Наплакавшись, Тимо засыпает, посапывая как ребенок. И царица бдит у жаровни одна. Лишь дитя во чреве ворочается. Не желая из теплой утробы – в безжалостный мрак.




…"Да кто ж это воет и воет, псы его раздери?" – ругается шепотом Диофант. – "Не пугайся, стратег, это Сфинкс", – ободряет его Мнесифей.
Развели тут всякую нечисть! Не страна, а зверинец! Кого только нет: и грифоны тебе, и кентавры, и вот даже Сфинкс, коли этот предатель не врет… Впрочем, раз покойный Фоант был колдун, удивляться не надо – у него и Кербер служил, охраняя усадьбу… Псина ростом с телка…
 – Эй ты, как тебя, Мнесифей! О чем голосит эта гарпия?
 – Ни о чем, стратег. Чепуха. Причитания бабьи. Беда мне, дескать, беда – от Великого Змея. У нас эти вопли привычное дело. Особенно в темные ночи. А нынче – туман.

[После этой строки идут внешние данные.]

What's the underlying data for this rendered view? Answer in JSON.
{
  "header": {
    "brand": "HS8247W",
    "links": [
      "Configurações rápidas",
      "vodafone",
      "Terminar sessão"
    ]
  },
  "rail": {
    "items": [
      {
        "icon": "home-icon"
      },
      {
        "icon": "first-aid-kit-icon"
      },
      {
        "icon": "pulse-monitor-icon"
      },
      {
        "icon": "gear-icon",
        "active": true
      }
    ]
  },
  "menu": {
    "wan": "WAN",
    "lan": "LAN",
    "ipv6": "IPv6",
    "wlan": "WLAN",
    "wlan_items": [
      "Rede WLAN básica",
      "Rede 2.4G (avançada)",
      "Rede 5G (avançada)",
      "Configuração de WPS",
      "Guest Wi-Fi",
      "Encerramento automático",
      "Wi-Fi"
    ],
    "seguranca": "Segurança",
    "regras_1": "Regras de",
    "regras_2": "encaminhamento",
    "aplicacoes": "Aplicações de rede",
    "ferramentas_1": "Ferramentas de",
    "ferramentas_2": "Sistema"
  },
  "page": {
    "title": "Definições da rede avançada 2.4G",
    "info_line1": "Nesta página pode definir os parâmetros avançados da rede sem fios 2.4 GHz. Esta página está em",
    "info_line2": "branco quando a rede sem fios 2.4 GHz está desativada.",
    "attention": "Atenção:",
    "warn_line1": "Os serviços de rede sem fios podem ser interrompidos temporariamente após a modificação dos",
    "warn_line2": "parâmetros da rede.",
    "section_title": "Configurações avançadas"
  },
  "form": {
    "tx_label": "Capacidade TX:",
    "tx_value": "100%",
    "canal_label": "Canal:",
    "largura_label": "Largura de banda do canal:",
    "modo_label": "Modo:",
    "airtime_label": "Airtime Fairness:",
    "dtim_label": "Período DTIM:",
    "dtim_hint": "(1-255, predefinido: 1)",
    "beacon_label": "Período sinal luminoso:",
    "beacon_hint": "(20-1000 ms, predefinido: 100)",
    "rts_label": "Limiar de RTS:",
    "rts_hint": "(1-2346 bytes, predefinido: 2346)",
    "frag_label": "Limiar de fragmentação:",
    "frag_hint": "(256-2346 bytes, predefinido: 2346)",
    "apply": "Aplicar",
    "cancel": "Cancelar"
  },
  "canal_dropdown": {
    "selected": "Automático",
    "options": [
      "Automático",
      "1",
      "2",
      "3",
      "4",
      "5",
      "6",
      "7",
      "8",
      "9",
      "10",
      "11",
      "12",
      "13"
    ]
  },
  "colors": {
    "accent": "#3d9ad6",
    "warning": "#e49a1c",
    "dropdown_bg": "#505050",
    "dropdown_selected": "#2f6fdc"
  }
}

 – Мне не нравятся эти стенания.
 – Да не бойся, стратег. Сфинкс нисколько не кровожадна.
Но ведь голос – все ближе и ближе. А вершина – рукою подать. Высота обрыва такая, что лучше вниз не оглядываться.
 – Первым – ты, Мнесифей. Если там никого – дашь нам знак. Посвисти перепелкой.
 – Повинуюсь, стратег.
 – Выполняй!
Ветер. Вихрь. Взмахи двух невиданных крыл. Вой и вопль. Пронзительный – женский. И яростно-хриплый – мужской. Два тела, сплетенных в смертельном объятии. И – падение в пропасть. Вослед – гром каменьев. Обвал. А откуда-то снизу – торжествующий рев и усталое: "О-о-ох"…
Грудь стратега от ужаса примерзает к скале, за которую он уцепился ногтями.
Всё смолкает. Ни плача, ни стона, ни шороха. Лишь угрюмо шумящее море, матерь мрачных туманов, могила мглы…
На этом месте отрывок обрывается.